Let $U$ and $V$ be Banach spaces, let $A⊆U$ be a subspace, and let $f:A⊆U→V$ be an injective linear map with closed graph. Show that the inverse map $f^{-1} : B \to U$ is continuous if and only if $B = f(A)$ is closed in $V$.
For the forward implication, I basically did what was outlined here Closed Graph of a function and the continuous inverse implies the image is closed.

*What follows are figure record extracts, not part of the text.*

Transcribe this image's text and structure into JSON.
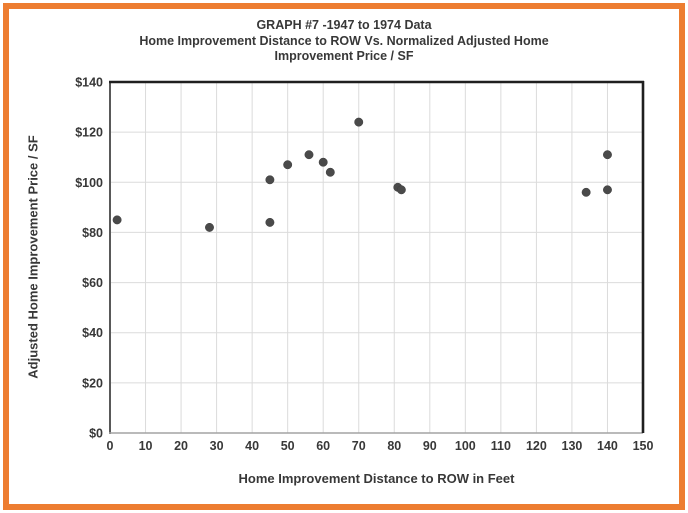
{
  "frame": {
    "border_color": "#ED7D31",
    "background_color": "#FFFFFF"
  },
  "chart_data": {
    "type": "scatter",
    "title_lines": [
      "GRAPH #7 -1947 to 1974 Data",
      "Home Improvement Distance to ROW Vs. Normalized Adjusted Home",
      "Improvement Price / SF"
    ],
    "xlabel": "Home Improvement Distance to ROW in Feet",
    "ylabel": "Adjusted Home Improvement Price / SF",
    "xlim": [
      0,
      150
    ],
    "ylim": [
      0,
      140
    ],
    "x_ticks": [
      0,
      10,
      20,
      30,
      40,
      50,
      60,
      70,
      80,
      90,
      100,
      110,
      120,
      130,
      140,
      150
    ],
    "x_tick_labels": [
      "0",
      "10",
      "20",
      "30",
      "40",
      "50",
      "60",
      "70",
      "80",
      "90",
      "100",
      "110",
      "120",
      "130",
      "140",
      "150"
    ],
    "y_ticks": [
      0,
      20,
      40,
      60,
      80,
      100,
      120,
      140
    ],
    "y_tick_labels": [
      "$0",
      "$20",
      "$40",
      "$60",
      "$80",
      "$100",
      "$120",
      "$140"
    ],
    "grid": true,
    "legend_position": "none",
    "series": [
      {
        "marker_color": "#4A4A4A",
        "points": [
          {
            "x": 2,
            "y": 85
          },
          {
            "x": 28,
            "y": 82
          },
          {
            "x": 45,
            "y": 84
          },
          {
            "x": 45,
            "y": 101
          },
          {
            "x": 50,
            "y": 107
          },
          {
            "x": 56,
            "y": 111
          },
          {
            "x": 60,
            "y": 108
          },
          {
            "x": 62,
            "y": 104
          },
          {
            "x": 70,
            "y": 124
          },
          {
            "x": 81,
            "y": 98
          },
          {
            "x": 82,
            "y": 97
          },
          {
            "x": 134,
            "y": 96
          },
          {
            "x": 140,
            "y": 97
          },
          {
            "x": 140,
            "y": 111
          }
        ]
      }
    ],
    "colors": {
      "gridline": "#DBDBDB",
      "plot_border_dark": "#1F1F1F",
      "y_axis_line": "#595959",
      "x_axis_line": "#A3A3A3",
      "text": "#383838"
    }
  }
}
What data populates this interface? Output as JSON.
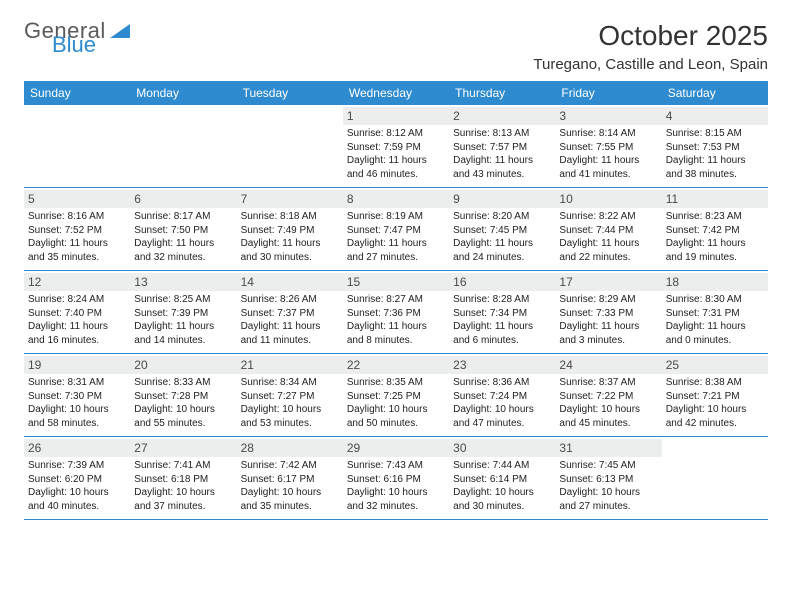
{
  "brand": {
    "word1": "General",
    "word2": "Blue"
  },
  "title": "October 2025",
  "location": "Turegano, Castille and Leon, Spain",
  "colors": {
    "header_bg": "#2e8bcf",
    "header_text": "#ffffff",
    "daynum_bg": "#eceded",
    "row_border": "#2e8bcf",
    "body_text": "#222222",
    "title_text": "#333333",
    "logo_gray": "#5a5a5a",
    "logo_blue": "#2e8bcf"
  },
  "layout": {
    "columns": 7,
    "header_fontsize": 12,
    "daynum_fontsize": 12,
    "info_fontsize": 10,
    "title_fontsize": 28,
    "location_fontsize": 15
  },
  "day_names": [
    "Sunday",
    "Monday",
    "Tuesday",
    "Wednesday",
    "Thursday",
    "Friday",
    "Saturday"
  ],
  "weeks": [
    [
      {
        "n": "",
        "sr": "",
        "ss": "",
        "dl": ""
      },
      {
        "n": "",
        "sr": "",
        "ss": "",
        "dl": ""
      },
      {
        "n": "",
        "sr": "",
        "ss": "",
        "dl": ""
      },
      {
        "n": "1",
        "sr": "Sunrise: 8:12 AM",
        "ss": "Sunset: 7:59 PM",
        "dl": "Daylight: 11 hours and 46 minutes."
      },
      {
        "n": "2",
        "sr": "Sunrise: 8:13 AM",
        "ss": "Sunset: 7:57 PM",
        "dl": "Daylight: 11 hours and 43 minutes."
      },
      {
        "n": "3",
        "sr": "Sunrise: 8:14 AM",
        "ss": "Sunset: 7:55 PM",
        "dl": "Daylight: 11 hours and 41 minutes."
      },
      {
        "n": "4",
        "sr": "Sunrise: 8:15 AM",
        "ss": "Sunset: 7:53 PM",
        "dl": "Daylight: 11 hours and 38 minutes."
      }
    ],
    [
      {
        "n": "5",
        "sr": "Sunrise: 8:16 AM",
        "ss": "Sunset: 7:52 PM",
        "dl": "Daylight: 11 hours and 35 minutes."
      },
      {
        "n": "6",
        "sr": "Sunrise: 8:17 AM",
        "ss": "Sunset: 7:50 PM",
        "dl": "Daylight: 11 hours and 32 minutes."
      },
      {
        "n": "7",
        "sr": "Sunrise: 8:18 AM",
        "ss": "Sunset: 7:49 PM",
        "dl": "Daylight: 11 hours and 30 minutes."
      },
      {
        "n": "8",
        "sr": "Sunrise: 8:19 AM",
        "ss": "Sunset: 7:47 PM",
        "dl": "Daylight: 11 hours and 27 minutes."
      },
      {
        "n": "9",
        "sr": "Sunrise: 8:20 AM",
        "ss": "Sunset: 7:45 PM",
        "dl": "Daylight: 11 hours and 24 minutes."
      },
      {
        "n": "10",
        "sr": "Sunrise: 8:22 AM",
        "ss": "Sunset: 7:44 PM",
        "dl": "Daylight: 11 hours and 22 minutes."
      },
      {
        "n": "11",
        "sr": "Sunrise: 8:23 AM",
        "ss": "Sunset: 7:42 PM",
        "dl": "Daylight: 11 hours and 19 minutes."
      }
    ],
    [
      {
        "n": "12",
        "sr": "Sunrise: 8:24 AM",
        "ss": "Sunset: 7:40 PM",
        "dl": "Daylight: 11 hours and 16 minutes."
      },
      {
        "n": "13",
        "sr": "Sunrise: 8:25 AM",
        "ss": "Sunset: 7:39 PM",
        "dl": "Daylight: 11 hours and 14 minutes."
      },
      {
        "n": "14",
        "sr": "Sunrise: 8:26 AM",
        "ss": "Sunset: 7:37 PM",
        "dl": "Daylight: 11 hours and 11 minutes."
      },
      {
        "n": "15",
        "sr": "Sunrise: 8:27 AM",
        "ss": "Sunset: 7:36 PM",
        "dl": "Daylight: 11 hours and 8 minutes."
      },
      {
        "n": "16",
        "sr": "Sunrise: 8:28 AM",
        "ss": "Sunset: 7:34 PM",
        "dl": "Daylight: 11 hours and 6 minutes."
      },
      {
        "n": "17",
        "sr": "Sunrise: 8:29 AM",
        "ss": "Sunset: 7:33 PM",
        "dl": "Daylight: 11 hours and 3 minutes."
      },
      {
        "n": "18",
        "sr": "Sunrise: 8:30 AM",
        "ss": "Sunset: 7:31 PM",
        "dl": "Daylight: 11 hours and 0 minutes."
      }
    ],
    [
      {
        "n": "19",
        "sr": "Sunrise: 8:31 AM",
        "ss": "Sunset: 7:30 PM",
        "dl": "Daylight: 10 hours and 58 minutes."
      },
      {
        "n": "20",
        "sr": "Sunrise: 8:33 AM",
        "ss": "Sunset: 7:28 PM",
        "dl": "Daylight: 10 hours and 55 minutes."
      },
      {
        "n": "21",
        "sr": "Sunrise: 8:34 AM",
        "ss": "Sunset: 7:27 PM",
        "dl": "Daylight: 10 hours and 53 minutes."
      },
      {
        "n": "22",
        "sr": "Sunrise: 8:35 AM",
        "ss": "Sunset: 7:25 PM",
        "dl": "Daylight: 10 hours and 50 minutes."
      },
      {
        "n": "23",
        "sr": "Sunrise: 8:36 AM",
        "ss": "Sunset: 7:24 PM",
        "dl": "Daylight: 10 hours and 47 minutes."
      },
      {
        "n": "24",
        "sr": "Sunrise: 8:37 AM",
        "ss": "Sunset: 7:22 PM",
        "dl": "Daylight: 10 hours and 45 minutes."
      },
      {
        "n": "25",
        "sr": "Sunrise: 8:38 AM",
        "ss": "Sunset: 7:21 PM",
        "dl": "Daylight: 10 hours and 42 minutes."
      }
    ],
    [
      {
        "n": "26",
        "sr": "Sunrise: 7:39 AM",
        "ss": "Sunset: 6:20 PM",
        "dl": "Daylight: 10 hours and 40 minutes."
      },
      {
        "n": "27",
        "sr": "Sunrise: 7:41 AM",
        "ss": "Sunset: 6:18 PM",
        "dl": "Daylight: 10 hours and 37 minutes."
      },
      {
        "n": "28",
        "sr": "Sunrise: 7:42 AM",
        "ss": "Sunset: 6:17 PM",
        "dl": "Daylight: 10 hours and 35 minutes."
      },
      {
        "n": "29",
        "sr": "Sunrise: 7:43 AM",
        "ss": "Sunset: 6:16 PM",
        "dl": "Daylight: 10 hours and 32 minutes."
      },
      {
        "n": "30",
        "sr": "Sunrise: 7:44 AM",
        "ss": "Sunset: 6:14 PM",
        "dl": "Daylight: 10 hours and 30 minutes."
      },
      {
        "n": "31",
        "sr": "Sunrise: 7:45 AM",
        "ss": "Sunset: 6:13 PM",
        "dl": "Daylight: 10 hours and 27 minutes."
      },
      {
        "n": "",
        "sr": "",
        "ss": "",
        "dl": ""
      }
    ]
  ]
}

For the other direction, I need to show that if $B$ is closed in $V$, then whenever $b_i \to b \in B$, we have that $f^{-1}(b_i) \to f^{-1}(b)$. I don't really know how to begin.. as continuity requires $b_i \to b \in B$ to begin with, I don't see how to use the fact that $B$ is closed.
Let me denote the linear map by $T$ :)
Define the following norm on $A$ (graph norm of $T$): $$ \|x\|_A:= \|x\|_X + \|Tx\|_Y. $$ Then $(A,\|\cdot\|_A)$ is a Banach space. Moreover, $T: A\to T(A)$ is bijective, $(A,\|\cdot\|_A)$ and $(T(A),\|\cdot \|_Y)$ are Banach spaces, so $T^{-1}$ is continuous and bounded. Then there is a constant $c>0$ such that $$ \|y\|_Y \ge \|T^{-1}y\|_A = \|T^{-1}y\|_X + \|y\|_Y $$ for all $y\in T(A)$. This implies that $T^{-1}$ continuous from $T(A)$ to $(A,\|\cdot\|_X)$.